There's something that's distasteful in the "New Orleans destroyed for its sins" posts -- whether those sins are moral or religious or political or administrative. If you live in a country like ours with a wide variety of people and traditions, you're bound to offend someone else by being too strict or too lax, too rigid or too flexible.
In a lot of ways, the Anglo-American world was built on sea travel, nautical trade, and the cultural mix of harbor towns. Ports and commerce, the exchange of goods and opinions weakened the power of government bureaucracies and feudal overlords. The increasingly important idea of freedom owed a lot to overseas commerce. Rightly or wrongly, the desire for freer trade inspired our revolution and the other new world revolts.
Port cities like New Orleans, New York, and San Francisco have undoubted problems and faults now. Maybe you can only take cosmopolitanism and cultural receptiveness so far without making problems for yourself. Eventually it may overcome your own culture, but it's unfortunate that some people think that such cities are somehow damned by God.
It's certainly true that some big city dwellers mistakenly think that having dozens of cuisines to choose from makes them superior, but it's also mistaken to think that not having them makes one blessed. The great advantage of such port cities is that they break up the inertia and fixity of life in the countryside. It might appear nice to cut off all outside influences, but it's better to be exposed to the outside world and what's going on there, so as to be remain competitive and not taken by surprise. We may not want to live there, but a window on the rest of the world, and a city where people who are unhappy at home can go to make something of themselves can be a valuable thing.
I've been saying that we should move New Orleans to the high ground (20 feet above sea level) that is between the Mississippi and Atchafalaya. It isn't that far away and would still be connected to the existing port structures and surviving manufacturing facilities.
Next, build a sea-level canal that parallels the Atchafalaya to the new city and dredge a man-made port. Continue the canal with locks up to the current Mississippi channel. This route would be shorter to the Gulf than the current channel and would allow the levees below NOLA to be removed and sediment released to restore protective marshland.

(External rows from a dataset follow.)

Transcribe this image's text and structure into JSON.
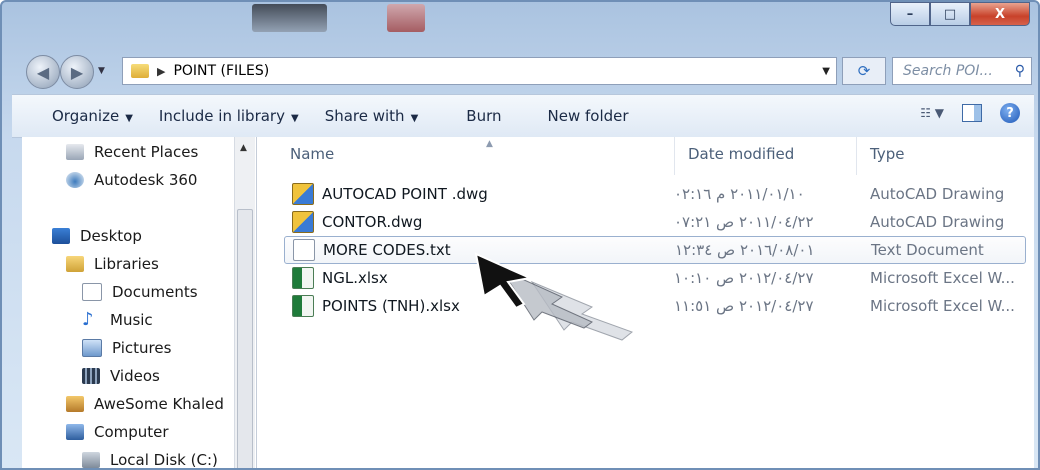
{
  "window": {
    "caption_minimize": "–",
    "caption_maximize": "□",
    "caption_close": "X"
  },
  "address": {
    "path": "POINT (FILES)",
    "separator": "▶",
    "search_placeholder": "Search POI..."
  },
  "toolbar": {
    "organize": "Organize",
    "include_in_library": "Include in library",
    "share_with": "Share with",
    "burn": "Burn",
    "new_folder": "New folder"
  },
  "sidebar": {
    "items": [
      {
        "label": "Recent Places",
        "icon": "recent-places-icon"
      },
      {
        "label": "Autodesk 360",
        "icon": "cloud-icon"
      },
      {
        "label": "Desktop",
        "icon": "desktop-icon"
      },
      {
        "label": "Libraries",
        "icon": "libraries-icon"
      },
      {
        "label": "Documents",
        "icon": "documents-icon"
      },
      {
        "label": "Music",
        "icon": "music-icon"
      },
      {
        "label": "Pictures",
        "icon": "pictures-icon"
      },
      {
        "label": "Videos",
        "icon": "videos-icon"
      },
      {
        "label": "AweSome Khaled",
        "icon": "user-folder-icon"
      },
      {
        "label": "Computer",
        "icon": "computer-icon"
      },
      {
        "label": "Local Disk (C:)",
        "icon": "disk-icon"
      }
    ]
  },
  "columns": {
    "name": "Name",
    "date": "Date modified",
    "type": "Type"
  },
  "files": [
    {
      "name": "AUTOCAD POINT .dwg",
      "date": "٢٠١١/٠١/١٠ م ٠٢:١٦",
      "type": "AutoCAD Drawing",
      "icon": "dwg"
    },
    {
      "name": "CONTOR.dwg",
      "date": "٢٠١١/٠٤/٢٢ ص ٠٧:٢١",
      "type": "AutoCAD Drawing",
      "icon": "dwg"
    },
    {
      "name": "MORE CODES.txt",
      "date": "٢٠١٦/٠٨/٠١ ص ١٢:٣٤",
      "type": "Text Document",
      "icon": "txt"
    },
    {
      "name": "NGL.xlsx",
      "date": "٢٠١٢/٠٤/٢٧ ص ١٠:١٠",
      "type": "Microsoft Excel W...",
      "icon": "xls"
    },
    {
      "name": "POINTS (TNH).xlsx",
      "date": "٢٠١٢/٠٤/٢٧ ص ١١:٥١",
      "type": "Microsoft Excel W...",
      "icon": "xls"
    }
  ],
  "colors": {
    "accent": "#2a5aa8",
    "selection_border": "#9ab0cf"
  }
}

Then, build a control structure to augment Old River Control so that when the channel does shift, you still have a channel from where the canal enters the existing to the point where the Atchafalaya breaks off and can maintain shipping along the length of the river - because when the channel jumps, the resulting channel will probably be unnavigable for a few years until the river works out the new gradient.
So you kill three threats with one major project.
The thing that many laymen fail to realize, I think, is that the current situation will continue to naturally worsen over time. The levees are a "Band-Aid" approach on a wound that does not heal.
We should allow controlled flooding and siltation of marshlands, allow a new channel for the river (and do any "rebuilding" there), and allow Pontchartrain to come more in line with its natural depth (i.e., let it drain to the Gulf). Continuing to fight against natural geologic progression is EXTREMELY costly and usually fails.